A: I don't think we can tell from this research. I've always been of the impression that the low rates for adult vaccinations that we see in this country are multifactorial. But certainly for this particular vaccine, pneumococcal vaccine, I think some of the low rates are due to lack of understanding of the specific recommendations. If we were going to compare it to flu, now there's a universal recommendation for flu, so it's certainly more complicated than the flu recommendations. The [herpes] zoster recommendations have been an age-based recommendation, so that's a little bit simpler. We often are dealing with hepatitis virus vaccinations, which are risk-based and are also complicated but still I don't think top the complications of pneumococcal vaccine recommendations.
Q: Regarding potential solutions, would EHR-based fixes or education be more helpful?
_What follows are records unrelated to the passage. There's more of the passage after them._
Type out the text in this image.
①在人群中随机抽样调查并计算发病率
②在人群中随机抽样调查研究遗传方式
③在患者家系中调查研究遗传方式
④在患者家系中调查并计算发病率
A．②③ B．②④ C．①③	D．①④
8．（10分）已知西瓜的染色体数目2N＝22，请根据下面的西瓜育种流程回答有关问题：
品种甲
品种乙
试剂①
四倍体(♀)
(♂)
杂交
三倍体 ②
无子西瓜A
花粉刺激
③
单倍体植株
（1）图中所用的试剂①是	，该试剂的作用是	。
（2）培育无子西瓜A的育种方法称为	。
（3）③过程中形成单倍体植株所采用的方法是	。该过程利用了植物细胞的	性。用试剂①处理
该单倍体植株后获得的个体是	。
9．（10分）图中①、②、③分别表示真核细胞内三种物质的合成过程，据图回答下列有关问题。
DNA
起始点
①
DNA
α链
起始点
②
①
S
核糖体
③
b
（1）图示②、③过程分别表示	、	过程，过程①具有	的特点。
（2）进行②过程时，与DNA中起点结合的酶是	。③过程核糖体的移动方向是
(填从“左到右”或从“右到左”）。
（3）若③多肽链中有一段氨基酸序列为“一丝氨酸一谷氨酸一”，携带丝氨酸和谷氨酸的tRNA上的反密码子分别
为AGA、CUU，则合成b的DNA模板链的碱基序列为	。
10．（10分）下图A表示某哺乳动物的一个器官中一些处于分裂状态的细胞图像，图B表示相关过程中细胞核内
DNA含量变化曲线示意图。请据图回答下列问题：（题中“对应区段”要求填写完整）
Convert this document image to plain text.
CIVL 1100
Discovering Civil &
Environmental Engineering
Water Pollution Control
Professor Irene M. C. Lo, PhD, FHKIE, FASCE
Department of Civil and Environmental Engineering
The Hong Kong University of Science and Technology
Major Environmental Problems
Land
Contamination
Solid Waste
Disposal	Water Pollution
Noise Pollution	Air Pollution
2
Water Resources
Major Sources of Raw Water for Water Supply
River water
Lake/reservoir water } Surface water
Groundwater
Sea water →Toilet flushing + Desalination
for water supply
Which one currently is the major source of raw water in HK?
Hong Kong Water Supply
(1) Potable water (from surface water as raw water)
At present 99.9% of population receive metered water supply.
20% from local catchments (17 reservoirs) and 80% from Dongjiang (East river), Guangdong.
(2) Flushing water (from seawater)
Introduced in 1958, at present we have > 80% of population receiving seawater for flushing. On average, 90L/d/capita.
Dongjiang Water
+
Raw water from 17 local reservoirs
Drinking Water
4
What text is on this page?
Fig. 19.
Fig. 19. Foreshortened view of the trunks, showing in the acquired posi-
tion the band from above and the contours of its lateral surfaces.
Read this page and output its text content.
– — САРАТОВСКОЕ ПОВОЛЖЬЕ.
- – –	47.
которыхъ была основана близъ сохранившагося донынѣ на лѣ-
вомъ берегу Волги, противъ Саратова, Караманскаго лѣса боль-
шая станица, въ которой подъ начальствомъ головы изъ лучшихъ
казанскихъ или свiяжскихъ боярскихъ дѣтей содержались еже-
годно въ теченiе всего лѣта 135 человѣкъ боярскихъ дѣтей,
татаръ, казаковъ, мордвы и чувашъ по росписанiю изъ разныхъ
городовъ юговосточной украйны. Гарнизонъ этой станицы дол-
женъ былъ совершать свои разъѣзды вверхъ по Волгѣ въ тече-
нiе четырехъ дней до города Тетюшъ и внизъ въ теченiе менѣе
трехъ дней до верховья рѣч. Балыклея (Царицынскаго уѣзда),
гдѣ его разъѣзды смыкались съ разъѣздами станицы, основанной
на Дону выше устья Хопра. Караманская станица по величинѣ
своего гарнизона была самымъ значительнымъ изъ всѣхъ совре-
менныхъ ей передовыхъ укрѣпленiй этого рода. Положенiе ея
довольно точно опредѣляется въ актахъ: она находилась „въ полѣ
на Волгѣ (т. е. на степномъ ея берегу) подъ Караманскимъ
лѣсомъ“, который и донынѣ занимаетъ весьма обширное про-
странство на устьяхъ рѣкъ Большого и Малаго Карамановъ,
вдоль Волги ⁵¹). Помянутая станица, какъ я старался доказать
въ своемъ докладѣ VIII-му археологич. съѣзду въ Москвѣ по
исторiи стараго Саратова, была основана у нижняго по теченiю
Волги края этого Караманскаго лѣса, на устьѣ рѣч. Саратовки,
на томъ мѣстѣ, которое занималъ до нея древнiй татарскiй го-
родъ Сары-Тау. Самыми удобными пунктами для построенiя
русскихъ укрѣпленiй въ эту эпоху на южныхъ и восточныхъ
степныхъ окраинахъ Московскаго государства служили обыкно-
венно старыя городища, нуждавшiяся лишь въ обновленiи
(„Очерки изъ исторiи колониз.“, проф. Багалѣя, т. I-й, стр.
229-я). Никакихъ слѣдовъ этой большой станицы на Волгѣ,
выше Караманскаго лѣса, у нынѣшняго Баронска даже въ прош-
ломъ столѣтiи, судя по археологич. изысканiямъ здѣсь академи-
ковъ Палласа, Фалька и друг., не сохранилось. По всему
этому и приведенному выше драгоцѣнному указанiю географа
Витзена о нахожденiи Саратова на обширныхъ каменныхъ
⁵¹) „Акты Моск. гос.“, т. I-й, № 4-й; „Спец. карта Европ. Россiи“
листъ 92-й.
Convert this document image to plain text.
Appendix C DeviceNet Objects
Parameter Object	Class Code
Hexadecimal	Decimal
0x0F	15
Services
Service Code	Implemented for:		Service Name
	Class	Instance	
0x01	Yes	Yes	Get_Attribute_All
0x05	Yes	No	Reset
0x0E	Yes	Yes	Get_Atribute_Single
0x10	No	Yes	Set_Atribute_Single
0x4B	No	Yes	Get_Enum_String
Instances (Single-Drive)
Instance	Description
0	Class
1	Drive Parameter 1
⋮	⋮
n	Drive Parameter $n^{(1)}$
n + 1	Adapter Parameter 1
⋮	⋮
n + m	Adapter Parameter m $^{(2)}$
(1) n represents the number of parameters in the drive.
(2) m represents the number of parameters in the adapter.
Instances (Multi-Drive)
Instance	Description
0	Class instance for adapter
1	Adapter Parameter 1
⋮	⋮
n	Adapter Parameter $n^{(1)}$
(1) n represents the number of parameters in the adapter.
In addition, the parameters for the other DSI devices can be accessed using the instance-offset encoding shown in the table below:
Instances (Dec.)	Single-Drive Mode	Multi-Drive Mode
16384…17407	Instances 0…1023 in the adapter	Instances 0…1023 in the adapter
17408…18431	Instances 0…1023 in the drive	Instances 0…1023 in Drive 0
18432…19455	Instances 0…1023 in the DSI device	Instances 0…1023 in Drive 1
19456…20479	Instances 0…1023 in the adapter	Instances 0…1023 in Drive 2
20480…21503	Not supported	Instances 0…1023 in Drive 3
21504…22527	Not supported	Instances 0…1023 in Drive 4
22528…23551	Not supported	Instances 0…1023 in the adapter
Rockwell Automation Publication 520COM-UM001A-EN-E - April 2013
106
A: It's always easy to say education, but when the rubber hits the road and your internist is seeing somebody who has three chronic medical conditions and some social issues that are interfering with them being optimally cared for, making it easy for the physician to do the right thing is what we should do. I just don't think that can be overemphasized. I have colleagues that really want to be great immunizers, but very often our electronic health record is not working perfectly. I get asked questions at least on a weekly basis if not a daily basis about whether they should give this person a PPSV23 or a PCV13. That takes time out of their visit to ask me that question when they could be addressing other things. So given that over 90% of the physicians who were surveyed are using electronic health records and a minority have what they consider to be a computerized way to identify somebody who needs the conjugate vaccine at an age less than 65, it seems like an area where we might be able to come up with an electronic solution to help physicians do the right thing.
Q: Was there anything specific about your findings that surprised you?
A: I thought it was surprising how clear physicians thought the recommendations were and how easy they were to implement. I think there's some social desirability bias factoring in there—they want to tell us that they're easy and they're easy to implement—but I thought those numbers were a little higher than I would have expected.
Q: For internists who want to improve pneumococcal vaccination rates in their practices, where would you recommend that they start?
A: Some things are clarified in our paper, and I actually think the paper is a good starting point. People should always be referred to the ACIP recommendations on the CDC website and [advised to] work with their EHR vendor to help create clinical decision support systems to support these efforts. That's a difficult process in and of itself. ACIP is working to provide more guidance in terms of coding that could be used for an electronic health record to identify patients. We all should be trying to encourage our EHR vendors to help us deliver preventive care and within that include vaccinations. Anecdotally, I can tell you a lot of people have decided that what their EHR is telling them about these vaccinations is not valid, so they don't even look at it. That's kind of a missed opportunity to use your electronic capability to the best of your ability.